No.45

お客さん、怒ってる?

コールセンターでのお客様対応中に難しい判断を迫られる時、管理者がオペレーターにこの質問をすることがあります。結構あると思います。
この質問によって何を確認し、得られた答えから何を判断するのでしょう。

恐らく、
怒っている→管理者が早急に対応
怒っていない→オペレーターが通常対応
となるのでしょう。

もし、状況に関係なくお客様の怒りの度合いで対応速度や対応内容が変わるなら、しかも怒った方が良い譲歩を引き出せるなら怒りをぶつけた方がいいんじゃないか?!と思う人が出てきても当然のように思うのです。つまり「ごねれば要求が通る」とか「強く言えば聞いてくれる」とか。さらに、一次対応と二次対応でルールが違うとなれば「上司に変われ」と詰め寄る人も増えることでしょう。

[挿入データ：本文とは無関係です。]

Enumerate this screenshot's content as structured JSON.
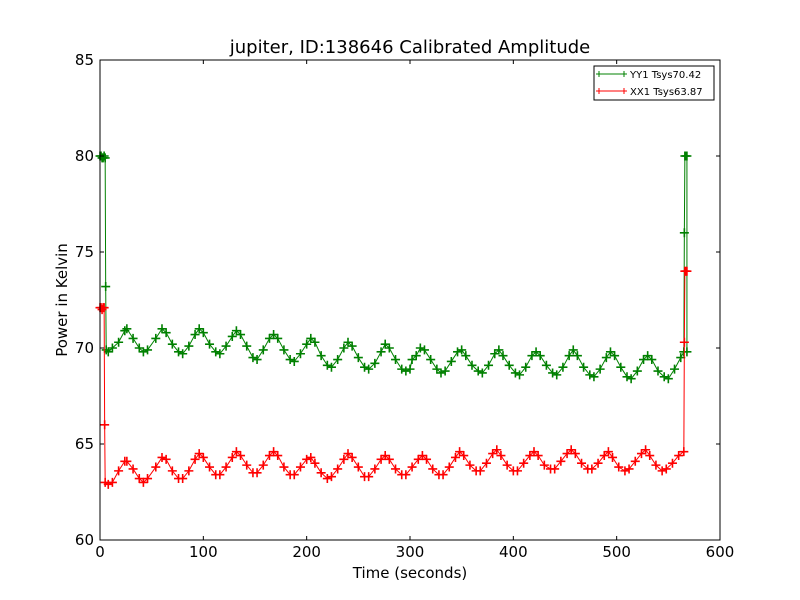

このような事象は20年前に比べると明らかに増えている印象があり、それはコールセンター側にもその原因の一端があるように感じてなりません。
・センターの手違いで商品が届かず、大変ご立腹でお電話してきた方
・センターの手違いで商品が届かず、穏やかにお電話してきた方
現状上記の場合、前者の方は緊急対応で後者は後回しになる傾向にあります。


ここで考えたいのは後者の対応です。状況は違いますが、「お客様が困っている」ということには変わりありません。
外向きのマインドセットで働いている場合、怒っていてもいなくてもお客様の「早急に何とかして欲しい」という要望に目を向けることができます。その結果、後者の場合でも迅速に対応されることでしょう。しかし、自分のしなければならない対応や処理の煩わしさに心を奪われ内向きのマインドセットになると、どう面倒のないように仕事をするかが判断の中心となり「怒ってなければゆっくりでいいや」と後回しにしてしまう可能性が高くなります。
その結果、せっかく穏やかに連絡をくださったのに、後回しにして時間をかけることで対応が難しくなることは多々あります。そしてそのような対応しかしてもらえないお客様の不満が、前者のような姿に変貌してしまうのではないかと思うのです。
コロナ禍の影響もあり通販で物を買う人が増え中には不慣れな方もいて、コールセンターの対応内容は多岐にわたり煩雑化しています。物量が増えれば配送遅延も発生するし誤配や品違いも増え、いたるところにトラブルの可能性が潜んでいます。
難しい対応は誰にとっても苦痛で、心身ともに負荷が大きくなります。長年かけて浸透してしまった「ごねれば要求が通る」というような感覚を、時間はかかりますが軌道修正することで、オペレーターのストレスは随分軽減されると考えています。